Um geladeiro, João de Deus, é expulso do Paraíso do Gelado pela chegada do império do ice cream. Já tinha sido varrido pelo pai da adolescente a quem dedicou um cerimonial — cúpula de uma infantilizada etapa erótica, que passa pela colecção de pêlos púbicos e por uma cornucópia de ovos que para ele é uma vertigem. O fim é a desolação de uma casa ocupada pelos pombos.

A Comédia de Deus é uma obra para a qual se convocaram terramotos. É apenas metade do monumento que o realizador queria concretizar - o resto foi adiado para um anunciado "Joana de Deus". Cinema, aquilo que resta do desastre.

E se fosse a confissão de uma dolorosa e masoquista relação? Um cineasta, João César Monteiro, coreografa rituais encantatórios sobre o vazio; filma-se nesse percurso solitário e sem saída - à beira da expulsão - que é a rodagem de um filme. "Não há lugar possível", podem dizer João César Monteiro/João de Deus/Max Monteiro, os rostos da máscara. Estreia-se hoje.

"Não é qualquer um que está apto a franquear as portas do paraíso." Isto é no contexto de uma geladaria e da personagem João de Deus. Se substituirmos por "cinema" e por "João César Monteiro", A Comédia de Deus é de uma solidão cósmica. O cinema é uma viagem sem regresso, abrem-se portas e fica-se condenado a continuar em frente?
Estava a pensar num filme, 2001 Odisseia no Espaço, e num soneto de Antero de Quental: vai abrindo portas, portas, portas e, de cada vez que abre, à espera de encontrar qualquer coisa, vai-se descobrindo... salvo erro, isto é de memória: "Dentro encontro só, cheio de dor, silêncio, escuridão e nada mais." Quanto mais se procura menos se encontra. E chegamos ao terror da solidão de uma coisa que não tem fim.
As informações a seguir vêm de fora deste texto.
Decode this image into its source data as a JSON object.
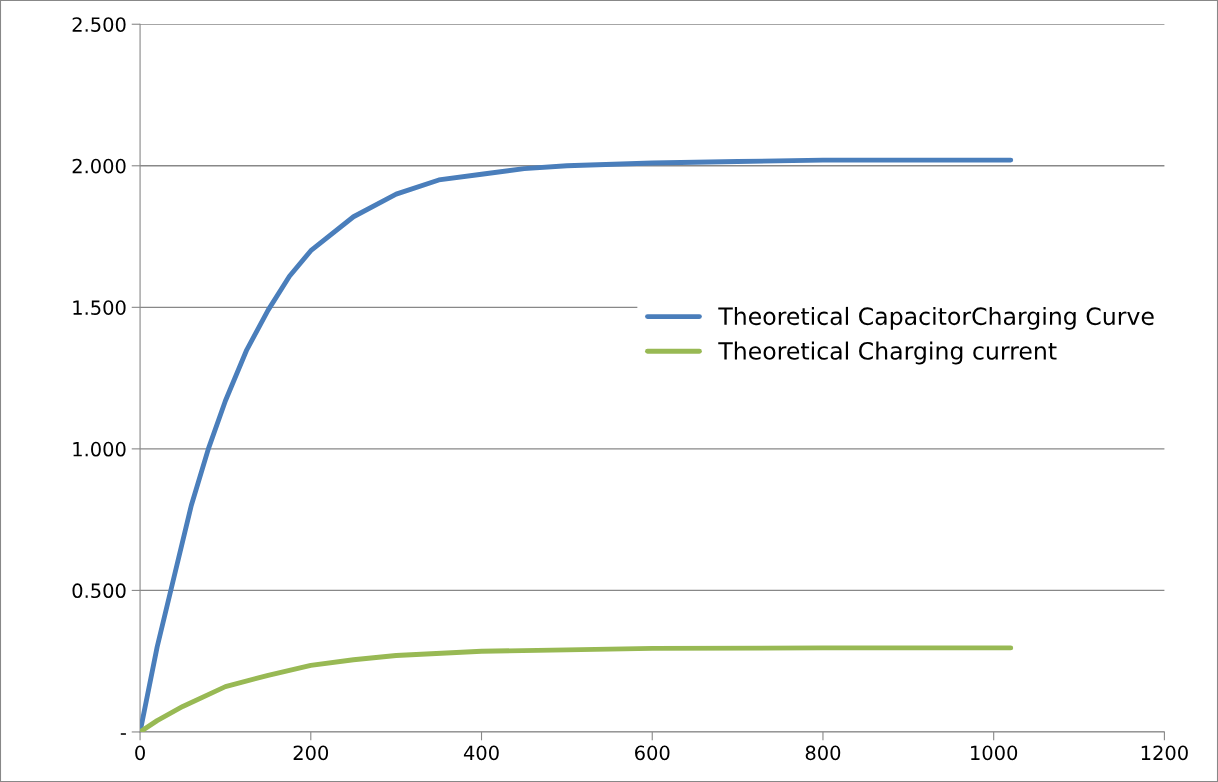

E se calhar esta viagem também tem um lado circular: pensa-se que se avança, mas descobre-se que o fim é igual à origem.

Recordações da Casa Amarela tinha como subtítulo Uma comédia lusitana; A Comédia de Deus não está ancorado, eleva-se em espiral até uma terra de ninguém. No fim, não há lugar para João de Deus. O cinema é uma solidão sem consolo?
Resposta seca e literal: o cinema não tem consolo. Porque é película, e a película nem sequer é tão saborosa como um gelado. É uma matéria físico-química, mais salgada do lado da emulsão porque tem ácidos — isto quando se põe a língua. Não sei se dá saúde. Mas não traz felicidade. E ainda por cima, nesta idade, já não excita muito o egozinho. O que é que eu gostava de ser? Gostava de não ser cineasta, não ser artista, ser gente simples, passando despercebidamente pelo grande magma social. Isto pressupõe uma certa inveja: não é a inveja de não ser um grande cineasta como o Murnau, é a inveja de não ser afável e simpático como o marido da minha porteira.

Porque é que não é?
Não consigo ser. Porque mexo em coisas que têm que ver com a criação, com a arte.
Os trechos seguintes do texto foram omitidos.